Stock options, which allow employees to buy company stock at a preset price, are becoming an increasingly popular way to attract talented IT professionals to a start-up. According to the National Center for Employee Ownership, in Oakland, Calif., an estimated 8 million Americans have stock options, which is up from one million in 1992.

After walking off the job, Roberta spent three months carefully examining her career opportunities, before she took a job at a traditional publishing company. “This time I looked for someone I could work with,” she says. “I found out I definitely like a more corporate structure. I know who I report to, and I like the 9-to-5 job. The behavior I experienced at the start-up wouldn’t be tolerated here for one minute.”

Personality counts

So, is it possible to predict who will thrive at a start-up, and who will be better off in a more traditional setting?

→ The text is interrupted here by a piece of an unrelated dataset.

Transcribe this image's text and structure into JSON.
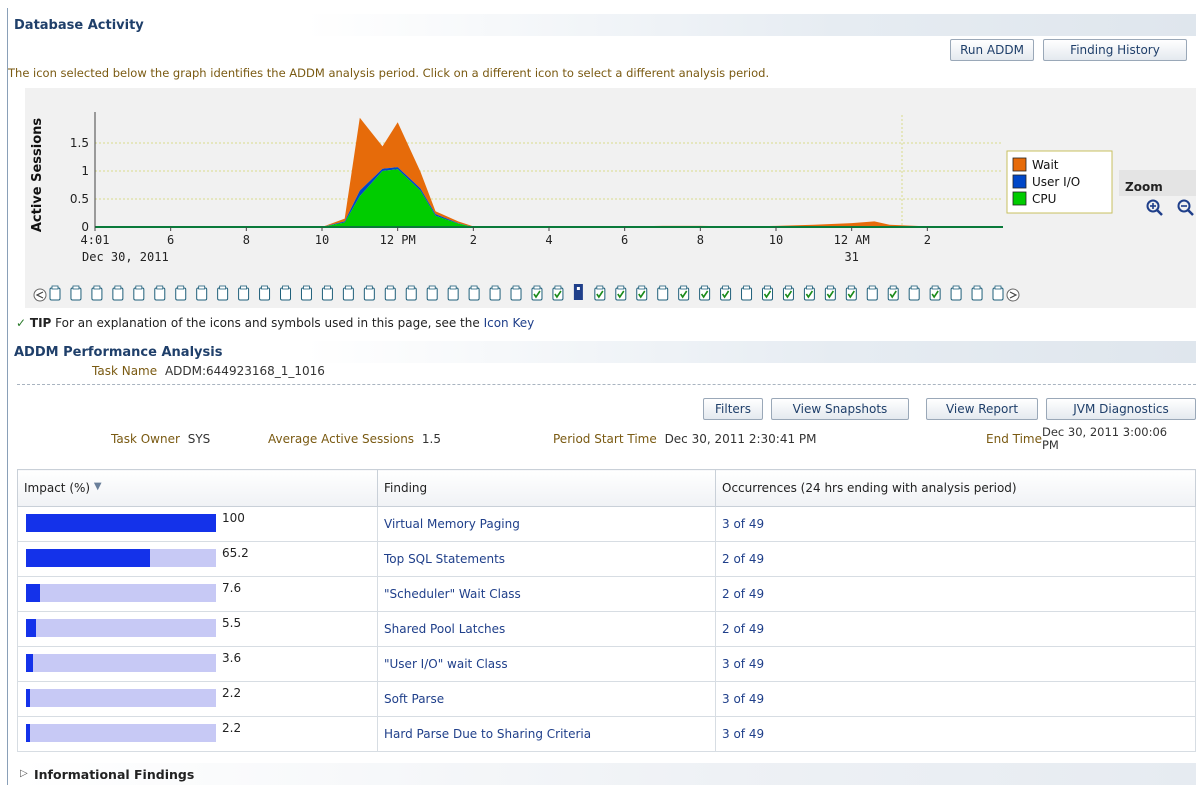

“It’s pretty basic. The type of person who will succeed is high-energy, prefers hands-off management, can hit the ground running and figure stuff out for themselves,” says Melissa Doster, a recruiter at Meridian Technology Partners, Inc., in Castle Rock, Colo. “You have to wear many hats. You have to be able to handle chaos.” She recommends that IT professionals contract with a company for a few months to see if they like the pace and style. “Within three months most people know if it’s a good fit,” Doster says.

“I’ve never found a good way to predict who would work out,” says Ted Baker, a professor at the University of Wisconsin business school, in Madison, Wis., and the former general manager at a start-up. “We’d describe the job in detail, even telling them why other people hadn’t worked out, and we still frequently made bad decisions,” he says. During his company’s rapid growth (it grew from three employees to several hundred in under two years) less than half of the new hires worked out. “It was usually because of the lack of structure,” Baker says. “Employees coming from a more traditional company had expectations that weren’t being met at the start-up. They’re used to having resources. They’re used to having promises being kept.”

According to Bob Otis, of Atlantic Research Technologies, people who might not do well at start-ups are those who have spent their lives working in large companies and who require many people and departments to support them in doing a good job. “Over the years, we’ve gotten many calls from people like this at start-up companies who want out because ‘there’s no support,'” Otis says. “If the candidate is unfamiliar with start-ups and the potential risks, we’ll describe potential scenarios: long hours, weekend work, doing work that four people at your present company might do separately. In short, we deliberately scare the daylights out of them.”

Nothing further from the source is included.